Other bread products under the same brand as the bagels were labelled "Refrigerate after purchase" which was rather curious...does the bread realize the exact moment when it's been purchased and does it know that it should not start to spoil before then?  Yes, yes, it's probably tied to the sell-by date. 

Speaking of bagels and cream cheese, Starbucks no longer offers complimentary cream cheese with your bagel.  Instead, you have to pay 35 pesos for cream cheese to accompany your bagel which also happens to cost 35 pesos.  I find that amusing for some reason.

Current Mood: pleasedpleased
20 August 2007 @ 10:28 pm

I've been doing a lot of baking recently because La Mumsy bought me a jumbo pack of active dry yeast.  I've always liked baking (although the results were often hit or miss), but I used to stay away from anything that involved yeast because...well, it's ALIVE!  Anyway, I'm over that.

Pizza would have to be my ultimate comfort food.  As kids, my brother and I would complain about a horrible taste in our mouths whenever we were sick and insist that the only thing that would get rid of it was Thin Crust Hawaiian Delight from Shakey's.  I wasn't making up that horrible taste because I can remember it vividly even as I write this, but I can't vouch for my brother nor do I have any proof that pizza really was the cure. :p

Pizza Dough (Recipe from Yummy July 2007)


1 tablespoon instant yeast
1/2 cup lukewarm water
4 cups all-purpose flour
1 cup cool water
2 tablespoons extra virgin olive oil
2 teaspoons salt


In a large bowl, whisk together yeast, lukewarm water, and 1/2 cup flour.
Dust top lightly with flour.
Cover with cling wrap.
Leave to rise (for about 20 minutes) until flour dusting cracks.
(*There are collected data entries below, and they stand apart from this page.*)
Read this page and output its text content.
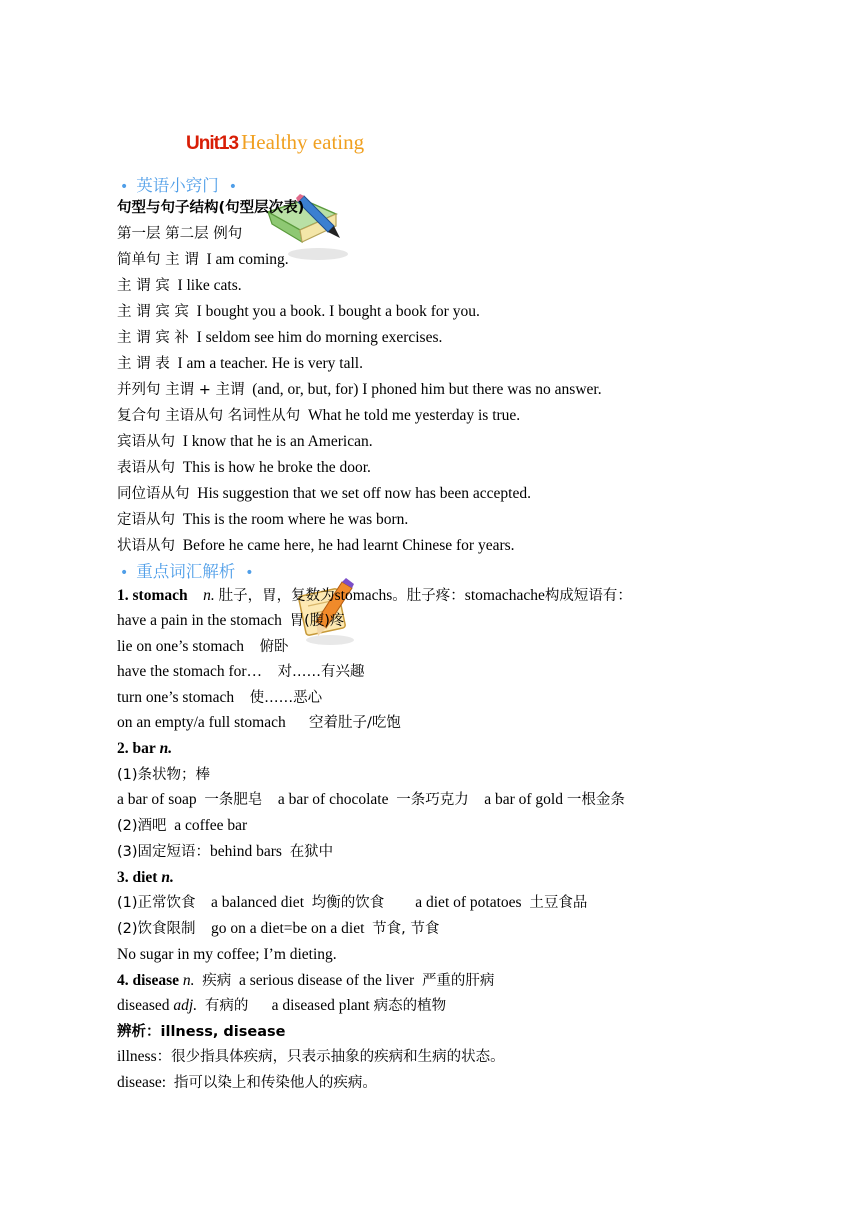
Unit13 Healthy eating
• 英语小窍门 •
句型与句子结构(句型层次表)
第一层 第二层 例句
简单句 主 谓 I am coming.
主 谓 宾 I like cats.
主 谓 宾 宾 I bought you a book. I bought a book for you.
主 谓 宾 补 I seldom see him do morning exercises.
主 谓 表 I am a teacher. He is very tall.
并列句 主谓 + 主谓 (and, or, but, for) I phoned him but there was no answer.
复合句 主语从句 名词性从句 What he told me yesterday is true.
宾语从句 I know that he is an American.
表语从句 This is how he broke the door.
同位语从句 His suggestion that we set off now has been accepted.
定语从句 This is the room where he was born.
状语从句 Before he came here, he had learnt Chinese for years.
• 重点词汇解析 •
1. stomach n. 肚子，胃，复数为stomachs。肚子疼：stomachache构成短语有：
have a pain in the stomach 胃(腹)疼
lie on one’s stomach 俯卧
have the stomach for… 对……有兴趣
turn one’s stomach 使……恶心
on an empty/a full stomach 空着肚子/吃饱
2. bar n.
(1)条状物；棒
a bar of soap 一条肥皂 a bar of chocolate 一条巧克力 a bar of gold 一根金条
(2)酒吧 a coffee bar
(3)固定短语：behind bars 在狱中
3. diet n.
(1)正常饮食 a balanced diet 均衡的饮食 a diet of potatoes 土豆食品
(2)饮食限制 go on a diet=be on a diet 节食, 节食
No sugar in my coffee; I’m dieting.
4. disease n. 疾病 a serious disease of the liver 严重的肝病
diseased adj. 有病的 a diseased plant 病态的植物
辨析：illness, disease
illness：很少指具体疾病，只表示抽象的疾病和生病的状态。
disease: 指可以染上和传染他人的疾病。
Add remaining flour, cool water, olive oil, and salt.
Knead until dough is smooth and elastic.  Add a little more flour or water to achieve desired consistency.
Shape dough into a ball, then flatten slightly and dust with flour.
Cover with cling wrap and leave to rise (for about an hour) until double in bulk.
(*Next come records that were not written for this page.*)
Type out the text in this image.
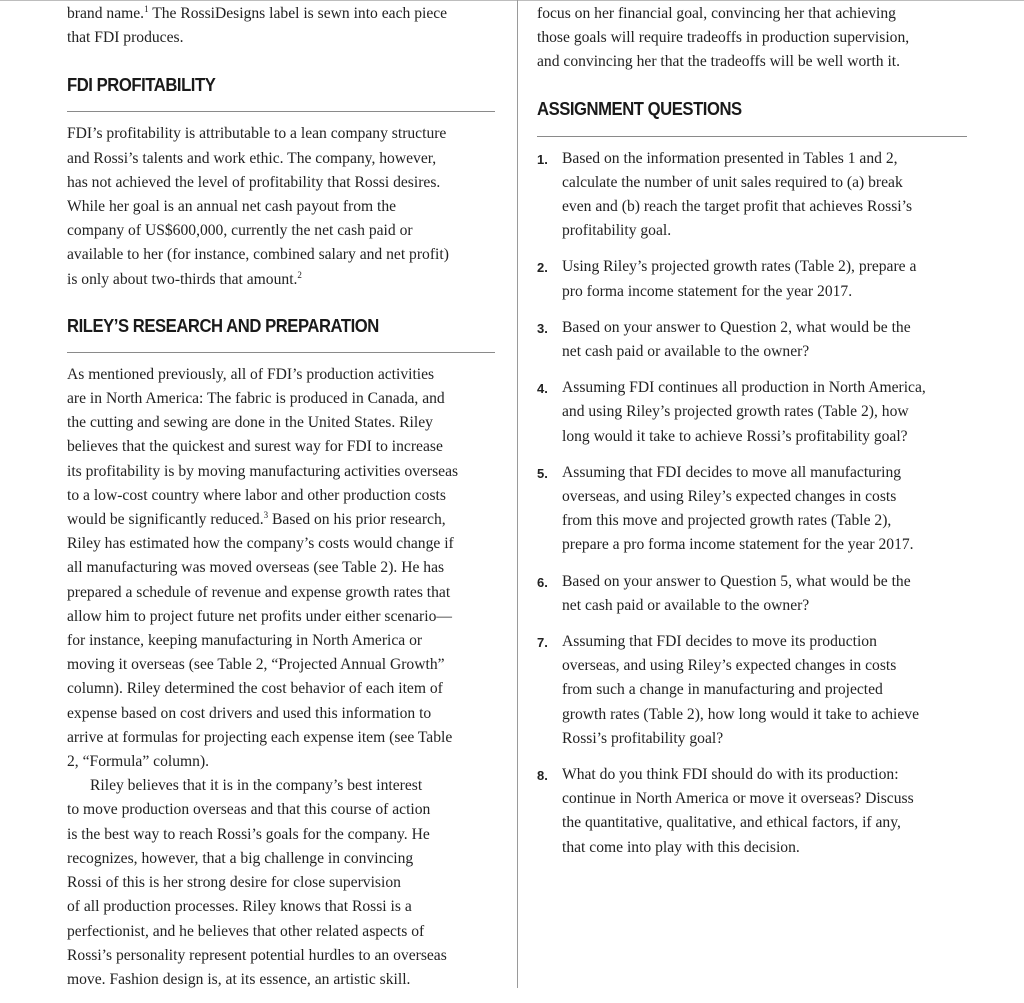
brand name.$^1$ The RossiDesigns label is sewn into each piece
that FDI produces.

FDI PROFITABILITY

FDI’s profitability is attributable to a lean company structure
and Rossi’s talents and work ethic. The company, however,
has not achieved the level of profitability that Rossi desires.
While her goal is an annual net cash payout from the
company of US$600,000, currently the net cash paid or
available to her (for instance, combined salary and net profit)
is only about two-thirds that amount.$^2$

RILEY’S RESEARCH AND PREPARATION

As mentioned previously, all of FDI’s production activities
are in North America: The fabric is produced in Canada, and
the cutting and sewing are done in the United States. Riley
believes that the quickest and surest way for FDI to increase
its profitability is by moving manufacturing activities overseas
to a low-cost country where labor and other production costs
would be significantly reduced.$^3$ Based on his prior research,
Riley has estimated how the company’s costs would change if
all manufacturing was moved overseas (see Table 2). He has
prepared a schedule of revenue and expense growth rates that
allow him to project future net profits under either scenario—
for instance, keeping manufacturing in North America or
moving it overseas (see Table 2, “Projected Annual Growth”
column). Riley determined the cost behavior of each item of
expense based on cost drivers and used this information to
arrive at formulas for projecting each expense item (see Table
2, “Formula” column).

Riley believes that it is in the company’s best interest
to move production overseas and that this course of action
is the best way to reach Rossi’s goals for the company. He
recognizes, however, that a big challenge in convincing
Rossi of this is her strong desire for close supervision
of all production processes. Riley knows that Rossi is a
perfectionist, and he believes that other related aspects of
Rossi’s personality represent potential hurdles to an overseas
move. Fashion design is, at its essence, an artistic skill.

focus on her financial goal, convincing her that achieving
those goals will require tradeoffs in production supervision,
and convincing her that the tradeoffs will be well worth it.

ASSIGNMENT QUESTIONS
1. Based on the information presented in Tables 1 and 2,
calculate the number of unit sales required to (a) break
even and (b) reach the target profit that achieves Rossi’s
profitability goal.
2. Using Riley’s projected growth rates (Table 2), prepare a
pro forma income statement for the year 2017.
3. Based on your answer to Question 2, what would be the
net cash paid or available to the owner?
4. Assuming FDI continues all production in North America,
and using Riley’s projected growth rates (Table 2), how
long would it take to achieve Rossi’s profitability goal?
5. Assuming that FDI decides to move all manufacturing
overseas, and using Riley’s expected changes in costs
from this move and projected growth rates (Table 2),
prepare a pro forma income statement for the year 2017.
6. Based on your answer to Question 5, what would be the
net cash paid or available to the owner?
7. Assuming that FDI decides to move its production
overseas, and using Riley’s expected changes in costs
from such a change in manufacturing and projected
growth rates (Table 2), how long would it take to achieve
Rossi’s profitability goal?
8. What do you think FDI should do with its production:
continue in North America or move it overseas? Discuss
the quantitative, qualitative, and ethical factors, if any,
that come into play with this decision.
[I used the aforementioned active dry yeast instead of instant yeast and did not bother to activate it as directed on the packaging, but didn't encounter any problems.  Although you're supposed to transfer the dough to a large flat surface for kneading, I think you can just as well do it in the bowl.]

Preheat oven to 250

Assembling Your Pizza


Flour (for dusting)
Tomato paste
Mozzarella cheese


If you have a teeny tiny oven like I do, divide dough into 8 portions.  
Shape each portion into a ball and then roll it out on a floured board until you achieve desired thickness.
Turn the dough periodically and add flour as needed to prevent it from sticking to the board.
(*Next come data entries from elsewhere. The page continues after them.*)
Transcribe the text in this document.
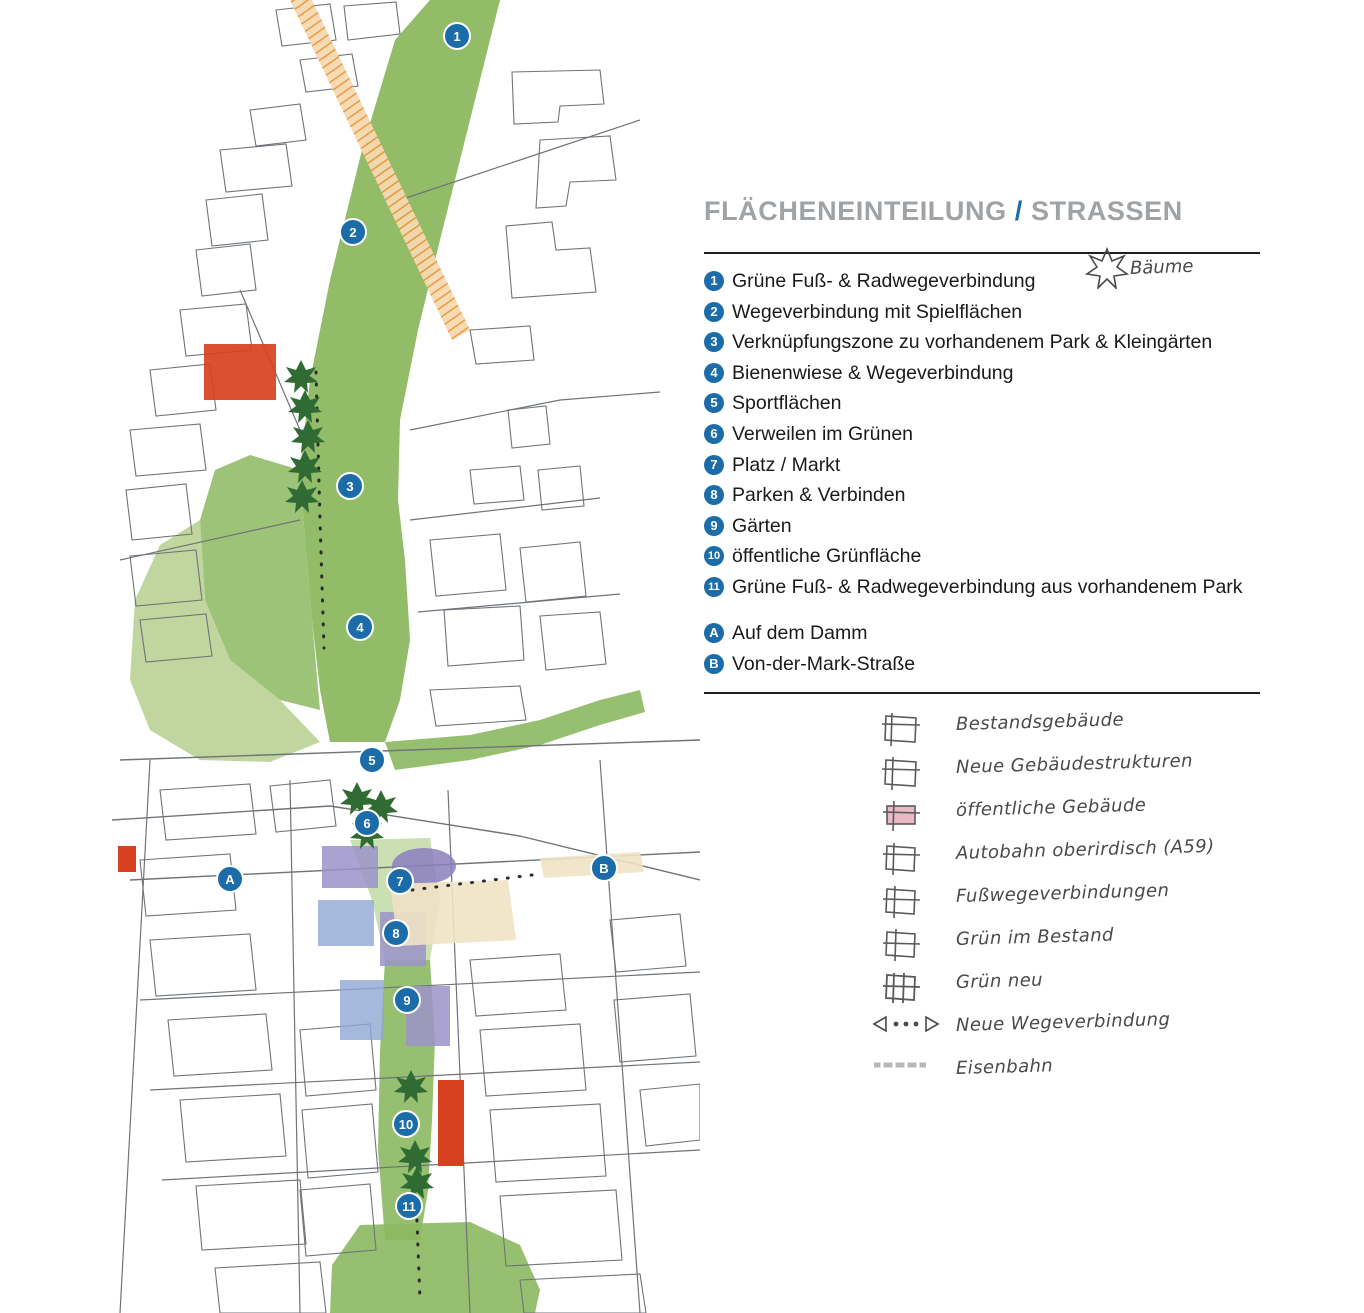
1
2
3
4
5
6
7
8
9
10
11
A
B
FLÄCHENEINTEILUNG / STRASSEN
1 Grüne Fuß- & Radwegeverbindung
2 Wegeverbindung mit Spielflächen
3 Verknüpfungszone zu vorhandenem Park & Kleingärten
4 Bienenwiese & Wegeverbindung
5 Sportflächen
6 Verweilen im Grünen
7 Platz / Markt
8 Parken & Verbinden
9 Gärten
10 öffentliche Grünfläche
11 Grüne Fuß- & Radwegeverbindung aus vorhandenem Park
A Auf dem Damm
B Von-der-Mark-Straße
Bestandsgebäude
Neue Gebäudestrukturen
öffentliche Gebäude
Autobahn oberirdisch (A59)
Fußwegeverbindungen
Grün im Bestand
Grün neu
Neue Wegeverbindung
Eisenbahn
Bäume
Transfer dough to baking sheet.

Use a spatula to spread tomato paste on the dough, but leave the edges clear.
Shred mozzarella cheese over the tomato paste.

Gourmet Garden-ing Your Pizza

Ingredients (from Yellow Cab flyer)

Zucchini - one zucchini sliced crosswise into 1/4" rings (I sliced the rings into quarters because my pizza was so small)
Grilled eggplant - two small eggplants sliced crosswise into 1/4" rings; not grilled
Fresh tomatoes - four or five small local tomatoes sliced crosswise into 1/4" rings
Black olives - pitted black olives sliced crosswise; can be purchased pre-sliced
Mushrooms - sliced lengthwise; can be purchased pre-sliced
Onions - one large yellow onion sliced crosswise into 1/4" rings; individual rings separated
Red bell peppers - omitted
Green bell peppers - one bell pepper sliced in half lengthwise, then crosswise 1/4" thick


You can do this whichever way you like, but I laid out the onion rings first, followed by the bell peppers.  Next came the mushrooms, olives, and capers.  Then I arranged the eggplant and zucchini and topped it off with the tomatoes.

Finishing Your Pizza (from Yummy July 2007)


Black pepper
Olive oil


Season with salt and pepper.
Drizzle with olive oil.
Bake in oven for approximately 12 minutes.